The Clash : Jail Guitar Doors
On July 26, 1979 CBS Records finally released The Clash's 1977 debut stateside. As an import, the album had already surpassed sales of over 100,00 copies. This version of the album was modified, replacing four songs from the original version ("Deny", "Protex Blue", "Cheat" and 48 Hours") to add five non album singles, including "Clash City Rockers", "Complete Control", "White Riot" and "(White Man) In Hammersmith Palais"; and B sides "I Fought The Law" and "Jail Guitar Doors". The result is the greatest punk album of its era.

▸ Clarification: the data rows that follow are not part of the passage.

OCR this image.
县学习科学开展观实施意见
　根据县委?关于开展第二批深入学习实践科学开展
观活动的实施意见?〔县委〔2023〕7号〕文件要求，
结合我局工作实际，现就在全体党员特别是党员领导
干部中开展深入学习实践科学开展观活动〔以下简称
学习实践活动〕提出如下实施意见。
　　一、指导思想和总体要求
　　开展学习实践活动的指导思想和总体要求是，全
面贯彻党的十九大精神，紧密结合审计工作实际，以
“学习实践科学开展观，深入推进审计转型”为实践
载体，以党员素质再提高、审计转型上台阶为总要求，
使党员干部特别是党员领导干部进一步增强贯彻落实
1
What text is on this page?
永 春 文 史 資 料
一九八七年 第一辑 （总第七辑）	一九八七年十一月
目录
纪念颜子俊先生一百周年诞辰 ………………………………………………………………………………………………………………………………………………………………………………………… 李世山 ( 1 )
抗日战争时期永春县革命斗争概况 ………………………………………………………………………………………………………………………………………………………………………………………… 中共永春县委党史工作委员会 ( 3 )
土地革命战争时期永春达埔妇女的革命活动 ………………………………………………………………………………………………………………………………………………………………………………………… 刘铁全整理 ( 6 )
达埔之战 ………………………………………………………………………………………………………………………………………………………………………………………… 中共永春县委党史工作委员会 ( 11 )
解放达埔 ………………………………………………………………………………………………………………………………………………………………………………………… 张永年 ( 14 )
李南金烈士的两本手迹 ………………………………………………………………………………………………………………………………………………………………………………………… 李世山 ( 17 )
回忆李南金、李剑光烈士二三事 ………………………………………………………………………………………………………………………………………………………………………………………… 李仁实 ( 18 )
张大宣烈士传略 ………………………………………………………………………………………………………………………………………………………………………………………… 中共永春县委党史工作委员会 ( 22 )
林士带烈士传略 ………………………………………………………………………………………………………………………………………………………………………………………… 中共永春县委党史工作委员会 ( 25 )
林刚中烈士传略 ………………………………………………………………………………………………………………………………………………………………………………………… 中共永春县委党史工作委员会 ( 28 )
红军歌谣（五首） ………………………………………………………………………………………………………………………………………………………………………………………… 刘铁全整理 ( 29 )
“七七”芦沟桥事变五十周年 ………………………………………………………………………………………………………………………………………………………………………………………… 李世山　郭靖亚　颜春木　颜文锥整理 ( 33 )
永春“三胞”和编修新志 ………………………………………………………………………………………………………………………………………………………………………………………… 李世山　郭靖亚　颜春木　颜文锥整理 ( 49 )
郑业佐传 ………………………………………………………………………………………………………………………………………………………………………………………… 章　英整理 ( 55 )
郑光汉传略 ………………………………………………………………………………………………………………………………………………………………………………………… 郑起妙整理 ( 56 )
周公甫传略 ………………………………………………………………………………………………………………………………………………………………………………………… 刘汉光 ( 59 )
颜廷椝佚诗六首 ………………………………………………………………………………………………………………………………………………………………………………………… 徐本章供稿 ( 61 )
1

The American credits who had praised 1978's Give 'Em Enough Rope now had something to really cheer about. Robert Christgau says as much in his review of the album which he grades with an A:
Cut for cut, this may be the greatest rock and roll album (plus limited-edition bonus single) ever manufactured in the U.S. It offers ten of the fourteen titles on the band's British debut as well as seven of the thirteen available only on forty-five. And the sequencing is anything but haphazard; the eight songs on side one divide into self-contained pairs that function as extended oxymorons on careerism, corporate power, race, and anomie. Yet the package feels misbegotten.
The U.K. version of The Clash is the greatest rock and roll album ever manufactured anywhere partly because its innocence is of a piece--it never stops snarling, it's always threatening to blow up in your face. I'm still mad the real thing wasn't released two years ago, and I know for certain (I made a tape) that the singles would have made a dandy album by themselves. Nevertheless, a great introduction and a hell of a bargain.
The Clash (US Version) finished #3 on the Village Voice's Pazz and Jop Critics Poll, between Neil Young and Talking Heads. It remains neck and neck with the Sex Pistols album as the #1 punk album of all time.